Plus de 80% des marchandises mondiales transitent via le fret maritime selon l’UNCTAD, mais depuis la fin de l’année 2022, le transport maritime, pilier du commerce international, est pris en otage par une série d’événements qui font exploser les prix et perturbent gravement les chaînes d’approvisionnement mondiales.

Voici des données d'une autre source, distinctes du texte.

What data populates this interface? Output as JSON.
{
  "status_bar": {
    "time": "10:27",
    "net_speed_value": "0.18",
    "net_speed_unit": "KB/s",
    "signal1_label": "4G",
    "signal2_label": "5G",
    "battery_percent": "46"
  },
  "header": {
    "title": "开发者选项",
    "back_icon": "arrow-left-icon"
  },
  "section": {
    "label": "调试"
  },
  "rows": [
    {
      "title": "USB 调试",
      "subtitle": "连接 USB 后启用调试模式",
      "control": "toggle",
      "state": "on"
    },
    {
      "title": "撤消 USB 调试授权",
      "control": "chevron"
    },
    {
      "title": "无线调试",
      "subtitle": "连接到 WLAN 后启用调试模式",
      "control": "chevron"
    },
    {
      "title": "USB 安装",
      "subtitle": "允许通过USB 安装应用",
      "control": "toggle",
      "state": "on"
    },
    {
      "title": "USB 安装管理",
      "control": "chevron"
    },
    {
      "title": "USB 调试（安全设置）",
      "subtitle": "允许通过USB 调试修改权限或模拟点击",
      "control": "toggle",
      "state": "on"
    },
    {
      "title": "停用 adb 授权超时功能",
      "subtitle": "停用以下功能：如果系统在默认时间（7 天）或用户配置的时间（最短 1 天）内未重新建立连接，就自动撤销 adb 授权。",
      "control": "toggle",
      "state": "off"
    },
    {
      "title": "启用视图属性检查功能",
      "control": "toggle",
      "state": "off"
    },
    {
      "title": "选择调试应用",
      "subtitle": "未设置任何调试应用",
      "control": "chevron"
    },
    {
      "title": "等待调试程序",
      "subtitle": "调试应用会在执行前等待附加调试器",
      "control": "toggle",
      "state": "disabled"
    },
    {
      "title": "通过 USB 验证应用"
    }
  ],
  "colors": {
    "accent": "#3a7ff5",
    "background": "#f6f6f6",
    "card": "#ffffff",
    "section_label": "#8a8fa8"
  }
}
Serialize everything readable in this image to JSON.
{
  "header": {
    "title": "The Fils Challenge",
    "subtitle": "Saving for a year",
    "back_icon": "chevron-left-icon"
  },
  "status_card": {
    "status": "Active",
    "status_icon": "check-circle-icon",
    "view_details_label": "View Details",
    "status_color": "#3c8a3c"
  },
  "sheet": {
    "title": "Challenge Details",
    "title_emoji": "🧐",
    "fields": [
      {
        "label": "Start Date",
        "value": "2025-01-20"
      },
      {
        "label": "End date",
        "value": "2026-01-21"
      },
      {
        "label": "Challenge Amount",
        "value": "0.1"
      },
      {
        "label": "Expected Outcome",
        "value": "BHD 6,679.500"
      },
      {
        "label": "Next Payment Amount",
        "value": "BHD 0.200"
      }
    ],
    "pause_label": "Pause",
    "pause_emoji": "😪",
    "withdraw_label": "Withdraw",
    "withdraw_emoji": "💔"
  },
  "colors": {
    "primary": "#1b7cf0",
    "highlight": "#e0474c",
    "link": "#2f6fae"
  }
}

Depuis décembre dernier de nombreuses attaques ont lieu en mer Rouge de la part des rebelles Houthis au Yémen (en affirmation de leur solidarité avec les Palestiniens de Gaza) qui contraignent les navires à contourner l’Afrique par le cap de Bonne Espérance, rallongeant ainsi les trajets de 10 à 20 jours entre l’Asie et l’Europe. La situation touche particulièrement les porte-conteneurs, 67% moins nombreux à emprunter cet axe qu’un an plus tôt. Cette déviation forcée, loin d’être anodine, impacte lourdement les délais de livraison et engendre des coûts supplémentaires considérables. Aux surcoûts logistiques, il faut ajouter l’augmentation des primes d’assurances et l’entrée en vigueur de la taxe carbone dans l’espace européen.
C’est ainsi que, depuis fin 2023, les tarifs du fret maritime en provenance notamment de Chine, connaissent des hausses vertigineuses. Les tarifs pratiqués par les grandes compagnies maritimes ont doublé et sont même parfois multipliés par trois. La saturation des navires et la demande accrue font grimper les prix de manière exponentielle, rappelant les perturbations majeures de l’ère Covid. Le prix d’un conteneur de 40 pieds entre l’Asie et la Méditerranée a ainsi grimpé de 3 000 à 6 000 dollars chez CMA CGM, et de 2 900 à 5 900 dollars chez MSC en fin d’année dernière. L’indice SCFI (Shanghai Containerized Freight Index), qui suit les prix au comptant des conteneurs vers une vingtaine de destinations dans le monde, a augmenté de 36,2 % en janvier dernier. Cette flambée des prix du transport maritime se répercute inévitablement sur l’ensemble de la chaîne logistique avec des effets néfastes sur les consommateurs finaux. Nous sommes certes loin de la situation liée à la crise du Covid quand les coûts du fret maritime avaient été multipliés par dix, mais la grande inconnue reste la durée de la crise. L’OCDE affirme d’ailleurs que « la récente augmentation de 100 % des coûts de transport maritime, si elle était persistante, pourrait ajouter à la hausse annuelle des prix à l’importation dans la zone OCDE près de 5 points de pourcentage, ce qui se traduirait par un surcroît d’inflation mesurée par les prix à la consommation de 0,4 point de pourcentage au bout d’un an environ ». Le regard fixé sur ces différents indicateurs, les donneurs d’ordres européens se tournent à nouveau vers l’aérien. Dès la deuxième semaine de janvier, le tonnage mondial de fret aérien a bondi de 24% par rapport à la semaine précédente.